“Thank goodness I’ve got a studio at the bottom of my garden,” says Barry Blue, regarding the fact he’s been able to safely see out the pandemic while busying himself with work. Real name Barry Ian Green, the London-born singer, songwriter, producer and once-upon-a-time popstar is chatting to me about the release of Chapter & Verse, which he calls his “career-spanning” box set. “So I’ve buried myself there and I’ve been able to work on projects I should have finished years ago.”
Blue hit chart success in 1973 with two top ten singles, Dancin’ (On A Saturday Night) and Do You Wanna Dance? And despite these songs becoming ubiquitous on the radio and seeing him appear on Top Of The Pops, Blue suddenly withdrew into writing for other artists across a huge range of genres — some of his biggest hits to date have seen him writing with Andrea Bocelli, Diana Ross, Celine Dion, The Saturdays, The Wanted, and Pixie Lott.
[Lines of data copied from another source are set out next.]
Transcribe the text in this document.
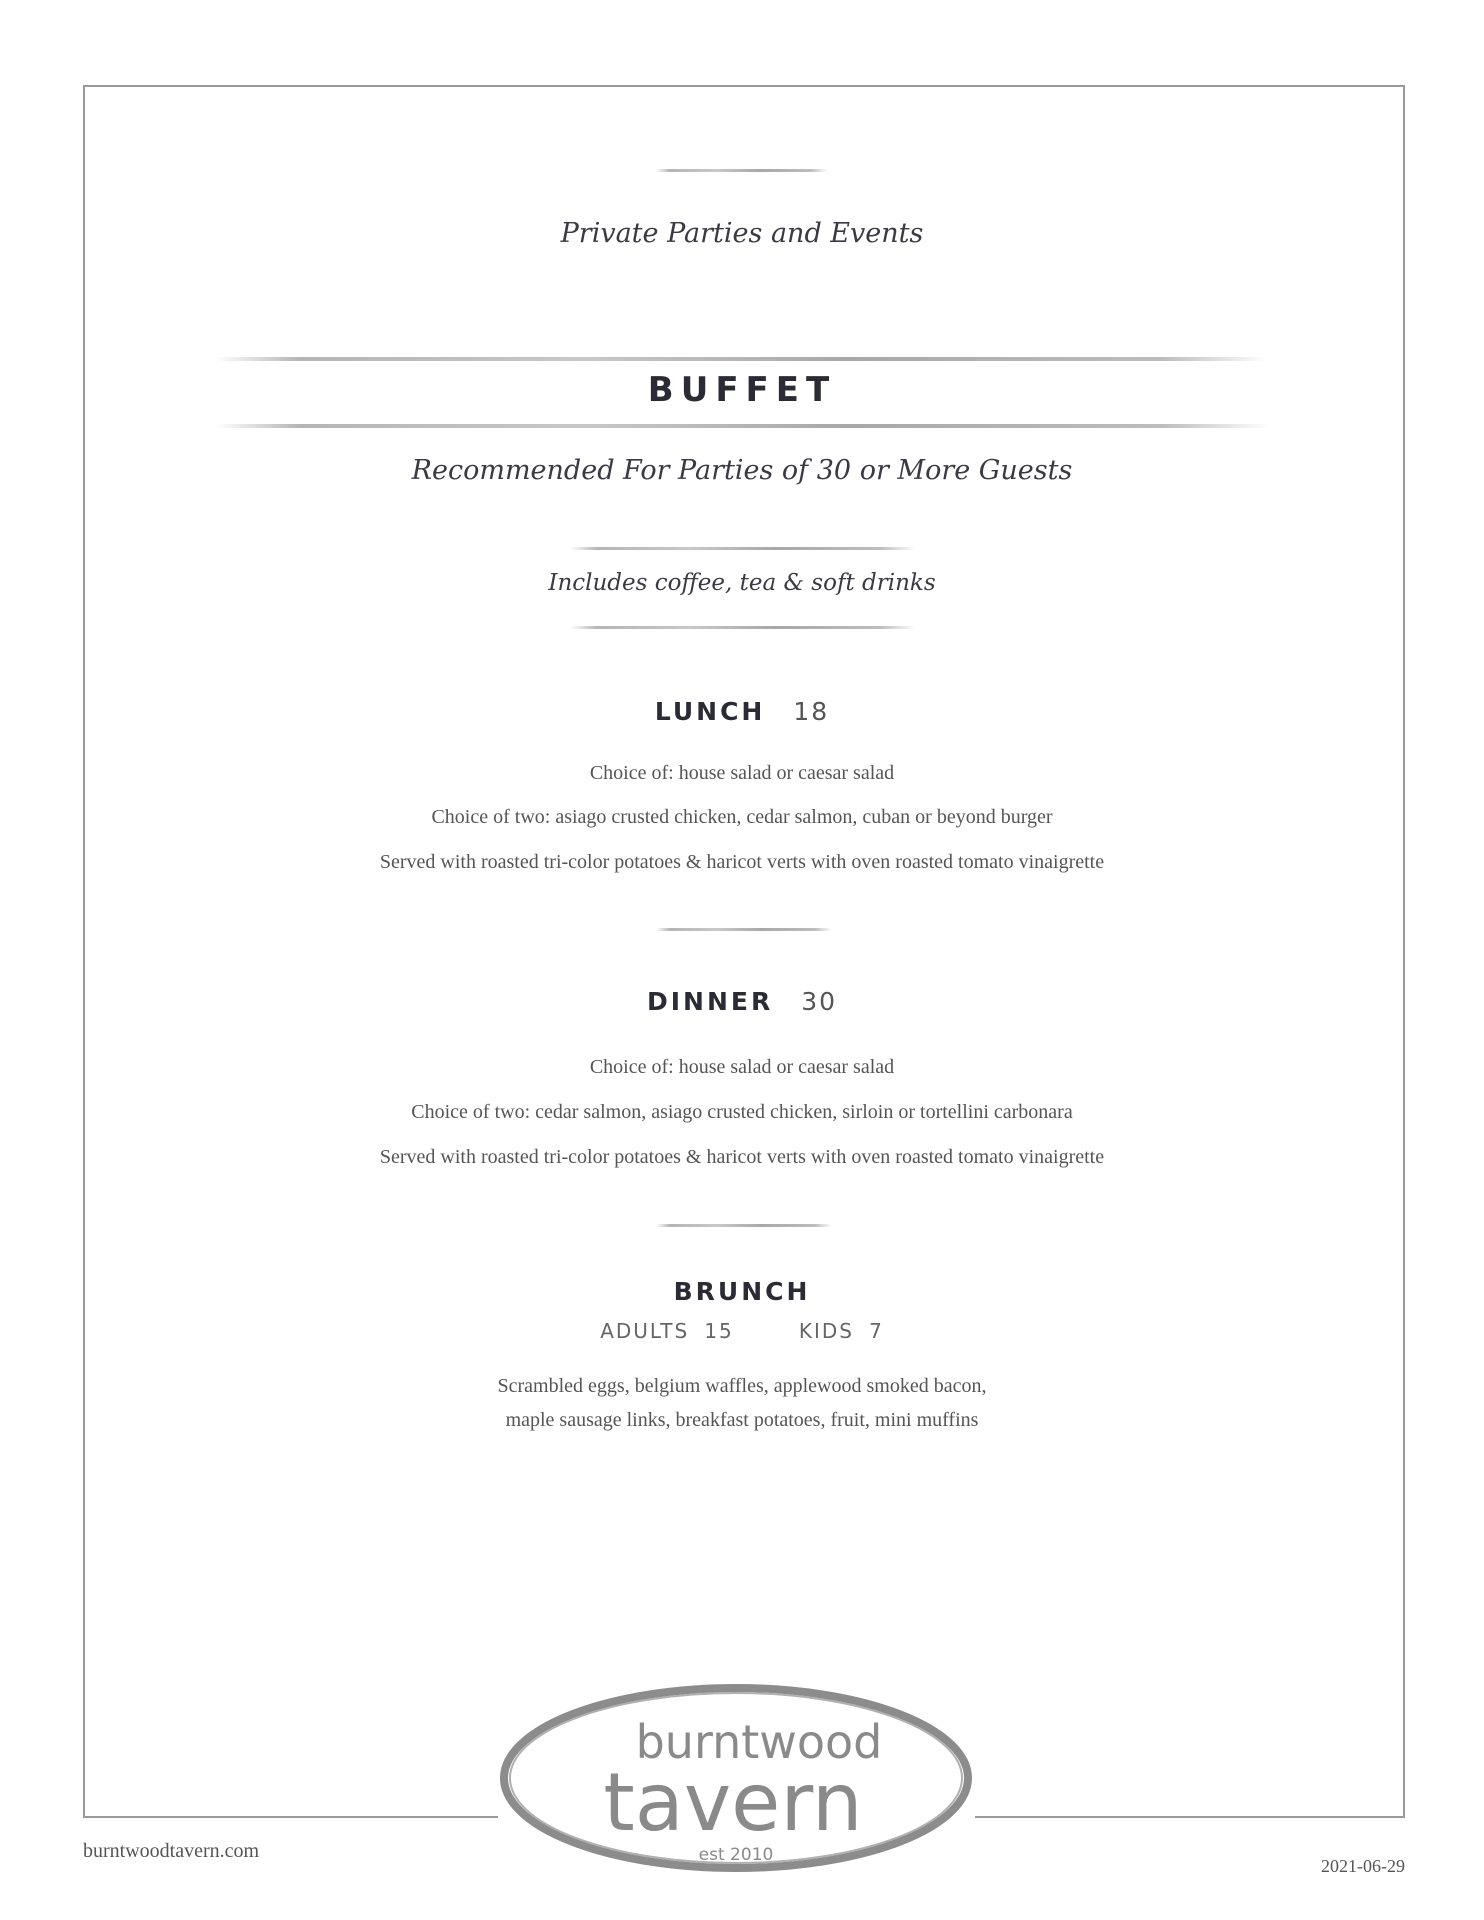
Private Parties and Events
BUFFET
Recommended For Parties of 30 or More Guests
Includes coffee, tea & soft drinks
LUNCH 18
Choice of: house salad or caesar salad
Choice of two: asiago crusted chicken, cedar salmon, cuban or beyond burger
Served with roasted tri-color potatoes & haricot verts with oven roasted tomato vinaigrette
DINNER 30
Choice of: house salad or caesar salad
Choice of two: cedar salmon, asiago crusted chicken, sirloin or tortellini carbonara
Served with roasted tri-color potatoes & haricot verts with oven roasted tomato vinaigrette
BRUNCH
ADULTS 15	KIDS 7
Scrambled eggs, belgium waffles, applewood smoked bacon,
maple sausage links, breakfast potatoes, fruit, mini muffins
burntwood
tavern
est 2010
burntwoodtavern.com
2021-06-29
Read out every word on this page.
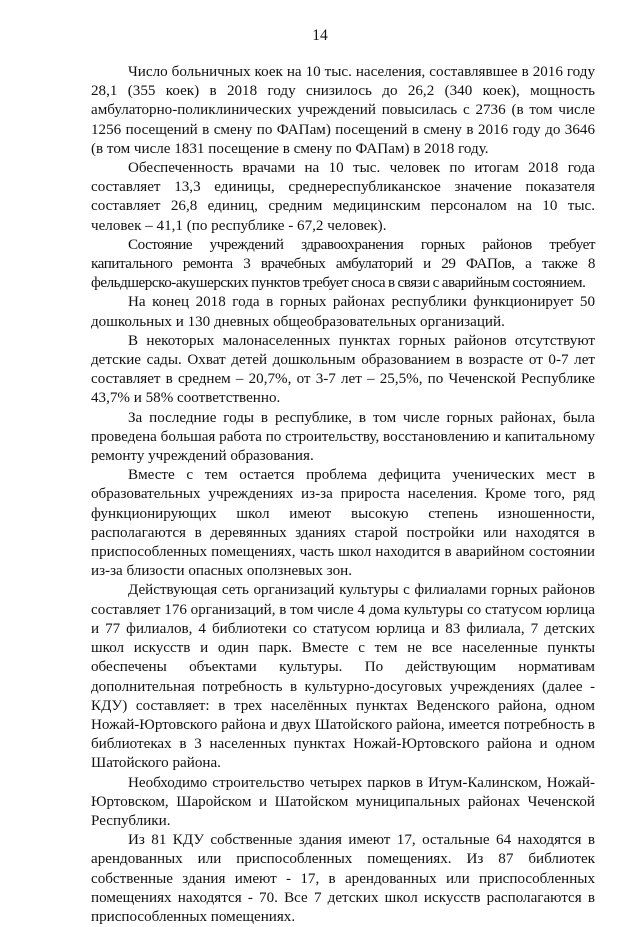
14

Число больничных коек на 10 тыс. населения, составлявшее в 2016 году 28,1 (355 коек) в 2018 году снизилось до 26,2 (340 коек), мощность амбулаторно-поликлинических учреждений повысилась с 2736 (в том числе 1256 посещений в смену по ФАПам) посещений в смену в 2016 году до 3646 (в том числе 1831 посещение в смену по ФАПам) в 2018 году.

Обеспеченность врачами на 10 тыс. человек по итогам 2018 года составляет 13,3 единицы, среднереспубликанское значение показателя составляет 26,8 единиц, средним медицинским персоналом на 10 тыс. человек – 41,1 (по республике - 67,2 человек).

Состояние учреждений здравоохранения горных районов требует капитального ремонта 3 врачебных амбулаторий и 29 ФАПов, а также 8 фельдшерско-акушерских пунктов требует сноса в связи с аварийным состоянием.

На конец 2018 года в горных районах республики функционирует 50 дошкольных и 130 дневных общеобразовательных организаций.

В некоторых малонаселенных пунктах горных районов отсутствуют детские сады. Охват детей дошкольным образованием в возрасте от 0-7 лет составляет в среднем – 20,7%, от 3-7 лет – 25,5%, по Чеченской Республике 43,7% и 58% соответственно.

За последние годы в республике, в том числе горных районах, была проведена большая работа по строительству, восстановлению и капитальному ремонту учреждений образования.

Вместе с тем остается проблема дефицита ученических мест в образовательных учреждениях из-за прироста населения. Кроме того, ряд функционирующих школ имеют высокую степень изношенности, располагаются в деревянных зданиях старой постройки или находятся в приспособленных помещениях, часть школ находится в аварийном состоянии из-за близости опасных оползневых зон.

Действующая сеть организаций культуры с филиалами горных районов составляет 176 организаций, в том числе 4 дома культуры со статусом юрлица и 77 филиалов, 4 библиотеки со статусом юрлица и 83 филиала, 7 детских школ искусств и один парк. Вместе с тем не все населенные пункты обеспечены объектами культуры. По действующим нормативам дополнительная потребность в культурно-досуговых учреждениях (далее - КДУ) составляет: в трех населённых пунктах Веденского района, одном Ножай-Юртовского района и двух Шатойского района, имеется потребность в библиотеках в 3 населенных пунктах Ножай-Юртовского района и одном Шатойского района.

Необходимо строительство четырех парков в Итум-Калинском, Ножай-Юртовском, Шаройском и Шатойском муниципальных районах Чеченской Республики.

Из 81 КДУ собственные здания имеют 17, остальные 64 находятся в арендованных или приспособленных помещениях. Из 87 библиотек собственные здания имеют - 17, в арендованных или приспособленных помещениях находятся - 70. Все 7 детских школ искусств располагаются в приспособленных помещениях.
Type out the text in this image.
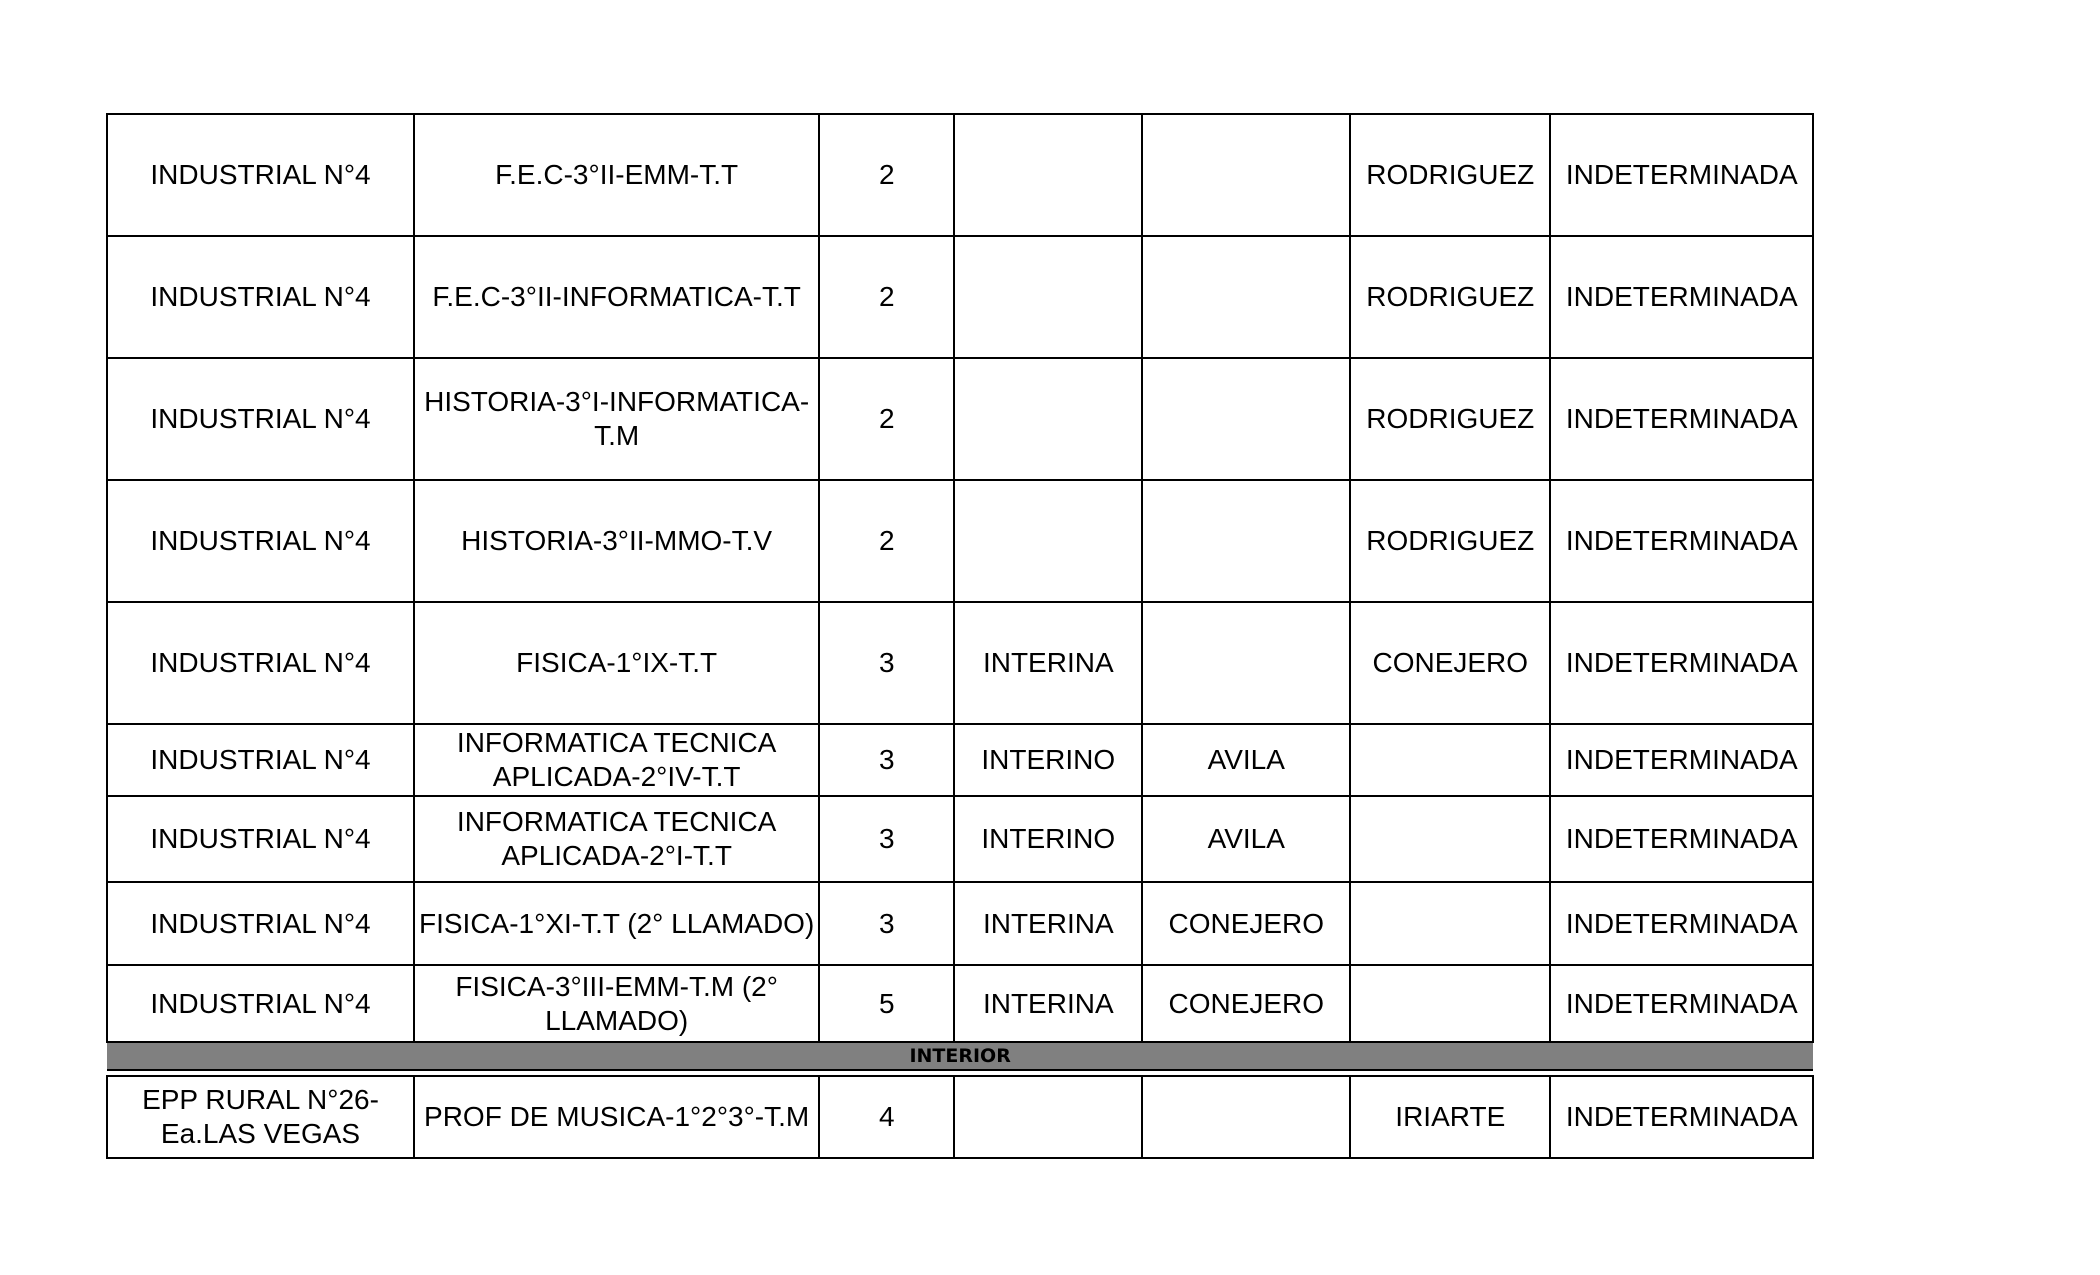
INDUSTRIAL N°4	F.E.C-3°II-EMM-T.T	2			RODRIGUEZ	INDETERMINADA
INDUSTRIAL N°4	F.E.C-3°II-INFORMATICA-T.T	2			RODRIGUEZ	INDETERMINADA
INDUSTRIAL N°4	HISTORIA-3°I-INFORMATICA-T.M	2			RODRIGUEZ	INDETERMINADA
INDUSTRIAL N°4	HISTORIA-3°II-MMO-T.V	2			RODRIGUEZ	INDETERMINADA
INDUSTRIAL N°4	FISICA-1°IX-T.T	3	INTERINA		CONEJERO	INDETERMINADA
INDUSTRIAL N°4	INFORMATICA TECNICA APLICADA-2°IV-T.T	3	INTERINO	AVILA		INDETERMINADA
INDUSTRIAL N°4	INFORMATICA TECNICA APLICADA-2°I-T.T	3	INTERINO	AVILA		INDETERMINADA
INDUSTRIAL N°4	FISICA-1°XI-T.T (2° LLAMADO)	3	INTERINA	CONEJERO		INDETERMINADA
INDUSTRIAL N°4	FISICA-3°III-EMM-T.M (2° LLAMADO)	5	INTERINA	CONEJERO		INDETERMINADA
INTERIOR						

EPP RURAL N°26-Ea.LAS VEGAS	PROF DE MUSICA-1°2°3°-T.M	4			IRIARTE	INDETERMINADA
“I became an artist by default because no one wanted to record my songs,” Blue says with a laugh. “
So the record company said, ‘well you sound okay, why don’t you record it?’ So I did, and launched into being a pop singer. But my real love was always being behind the scenes, in the studio. And then I found a band called Heatwave in the late ‘70s, and we had a rollercoaster of success with Boogie Nights and Always And Forever. So that cemented me and my production rather than me as an artist.”
Regarding the release of Chapter And Verse, Blue’s new box set of music, he says “I’ve done a 360 turn back to being an artist! Throughout my career, there’s always been songs which have been lost along the way or stifled at birth. And I kind of feel this is the swansong of my career, or at least it’s the end rather than the beginning. So I really wanted to take those ‘lost’ songs that are really personal to me and record them the way I always wanted to.
“So on one of the albums included, Songs From The Heartbook, I’ve taken songs that may have been recorded by other artists or ones left by the side of the recording studio and I’ve done them in my own way — the way I originally wrote them.
"They’re just songs I feel were missed and should have been heard. And then some of them were heard and were hits, but they weren’t heard in the way I always wanted them to be. So me and some musician friends have spent the last three years recording it, playing all the instruments and I’ve been producing it. It’s something you can only explain to people of a creative persuasion, this needs to be heard!”